Sir,

Visual loss in Adamantiades-Behçet disease (ABD) usually results from chronic relapsing panuveitis. We report that ABD can be acutely blinding.

Case report

A 43-year-old male immigrant from Kosovo presented with acute, painless visual loss in the right eye, perceived on awakening. BCVA was hand movements in the right eye and 20/20 in the left eye, associated with a right afferent pupillary defect. Intraocular pressure was 10 mm Hg in both eyes. Few cells were found in the anterior chamber of both eyes and the vitreous of the right eye. Ophthalmoscopy showed a right retinal oedema with relative cilioretinal sparing, mild papillary hyperaemia and venous congestion. Multiple dot–blot haemorrhages were not present initially but developed within a few days (Figure 1). No clinical signs of previous intraocular inflammation could be seen in either eye.

Figure 1
figure 1

Fundus photography and fluorescein angiography obtained 3 days after presentation. Note grossly impaired perfusion, retinal whitening and relative cilioretinal sparing.

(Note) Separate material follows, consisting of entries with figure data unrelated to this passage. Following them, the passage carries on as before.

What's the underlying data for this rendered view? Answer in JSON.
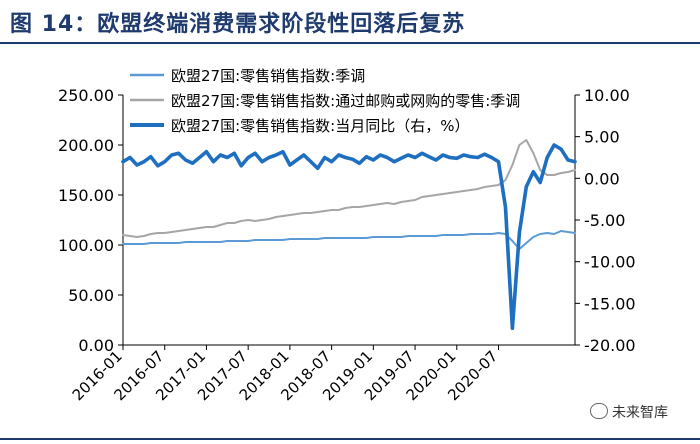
{
  "header": {
    "title": "图 14：欧盟终端消费需求阶段性回落后复苏"
  },
  "watermark": {
    "text": "未来智库",
    "icon": "wechat-icon"
  },
  "colors": {
    "series1": "#5b9bd5",
    "series2": "#a6a6a6",
    "series3": "#1f6fc1",
    "title": "#1f3b6e"
  },
  "chart_data": {
    "type": "line",
    "x_ticks": [
      "2016-01",
      "2016-07",
      "2017-01",
      "2017-07",
      "2018-01",
      "2018-07",
      "2019-01",
      "2019-07",
      "2020-01",
      "2020-07"
    ],
    "ylim_left": [
      0,
      250
    ],
    "ylim_right": [
      -20,
      10
    ],
    "yticks_left": [
      "0.00",
      "50.00",
      "100.00",
      "150.00",
      "200.00",
      "250.00"
    ],
    "yticks_right": [
      "-20.00",
      "-15.00",
      "-10.00",
      "-5.00",
      "0.00",
      "5.00",
      "10.00"
    ],
    "legend_position": "top-left",
    "series": [
      {
        "name": "欧盟27国:零售销售指数:季调",
        "axis": "left",
        "values": [
          101,
          101,
          101,
          101,
          102,
          102,
          102,
          102,
          102,
          103,
          103,
          103,
          103,
          103,
          103,
          104,
          104,
          104,
          104,
          105,
          105,
          105,
          105,
          105,
          106,
          106,
          106,
          106,
          106,
          107,
          107,
          107,
          107,
          107,
          107,
          107,
          108,
          108,
          108,
          108,
          108,
          109,
          109,
          109,
          109,
          109,
          110,
          110,
          110,
          110,
          111,
          111,
          111,
          111,
          112,
          111,
          104,
          96,
          102,
          108,
          111,
          112,
          111,
          114,
          113,
          112
        ]
      },
      {
        "name": "欧盟27国:零售销售指数:通过邮购或网购的零售:季调",
        "axis": "left",
        "values": [
          110,
          109,
          108,
          109,
          111,
          112,
          112,
          113,
          114,
          115,
          116,
          117,
          118,
          118,
          120,
          122,
          122,
          124,
          125,
          124,
          125,
          126,
          128,
          129,
          130,
          131,
          132,
          132,
          133,
          134,
          135,
          135,
          137,
          138,
          138,
          139,
          140,
          141,
          142,
          141,
          143,
          144,
          145,
          148,
          149,
          150,
          151,
          152,
          153,
          154,
          155,
          156,
          158,
          159,
          160,
          165,
          180,
          200,
          205,
          192,
          175,
          170,
          170,
          172,
          173,
          175
        ]
      },
      {
        "name": "欧盟27国:零售销售指数:当月同比（右，%）",
        "axis": "right",
        "values": [
          2.0,
          2.5,
          1.6,
          2.0,
          2.6,
          1.5,
          2.0,
          2.8,
          3.0,
          2.2,
          1.8,
          2.5,
          3.2,
          2.0,
          2.8,
          2.5,
          3.0,
          1.5,
          2.5,
          3.0,
          2.0,
          2.5,
          2.8,
          3.2,
          1.6,
          2.2,
          2.8,
          2.0,
          1.2,
          2.5,
          2.0,
          2.8,
          2.5,
          2.3,
          1.8,
          2.6,
          2.2,
          2.8,
          2.5,
          2.0,
          2.4,
          2.8,
          2.5,
          3.0,
          2.6,
          2.2,
          2.8,
          2.5,
          2.4,
          2.8,
          2.6,
          2.5,
          2.9,
          2.5,
          2.0,
          -3.5,
          -18.0,
          -6.5,
          -1.0,
          0.8,
          -0.5,
          2.5,
          4.0,
          3.5,
          2.2,
          2.0
        ]
      }
    ]
  }
}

The medical history of this patient revealed few episodic, ill-defined external eye inflammations, recurrent arthralgias, genital and oral ulcerations and diarrhoea. Echocardiography and carotid ultrasound showed no evidence of a source of embolism. Neither systemic hypertension nor diabetes was present.

A clinical diagnosis of ABD was established. Treatment with systemic corticosteroids (prednisolone 100 mg/d) was started and later replaced by interferon-α2a (3 × 9 MioIE/week). Optic atrophy developed within several weeks and final VA was 20/400 but no further ocular inflammatory episode was noted during a 3-year follow-up.

Comment

In our patient, acute CRAO was the first ocular event that led to clinical evaluation and diagnosis of ABD. Venous congestion and increasing retinal haemorrhages were indicative of co-existing obstruction of the central retinal vein and speak against an embolic event. In ABD, occlusive vasculitis and perivasculitis have been described histopathologically. We postulate that a focal arteritis in the anterior optic nerve and an involvement of the central vein through direct inflammation or secondary compression has occurred in this case.

To our knowledge this is the first report of CRAO without additional signs of previous intraocular inflammation in ocular ABD, although involvement of the optic nerve head in ABD is well described.1 CRAO has been reported only once as a complication of advanced ocular ABD.2

Our case highlights that ABD contributes to the differential diagnosis of acute CRAO in a young patient.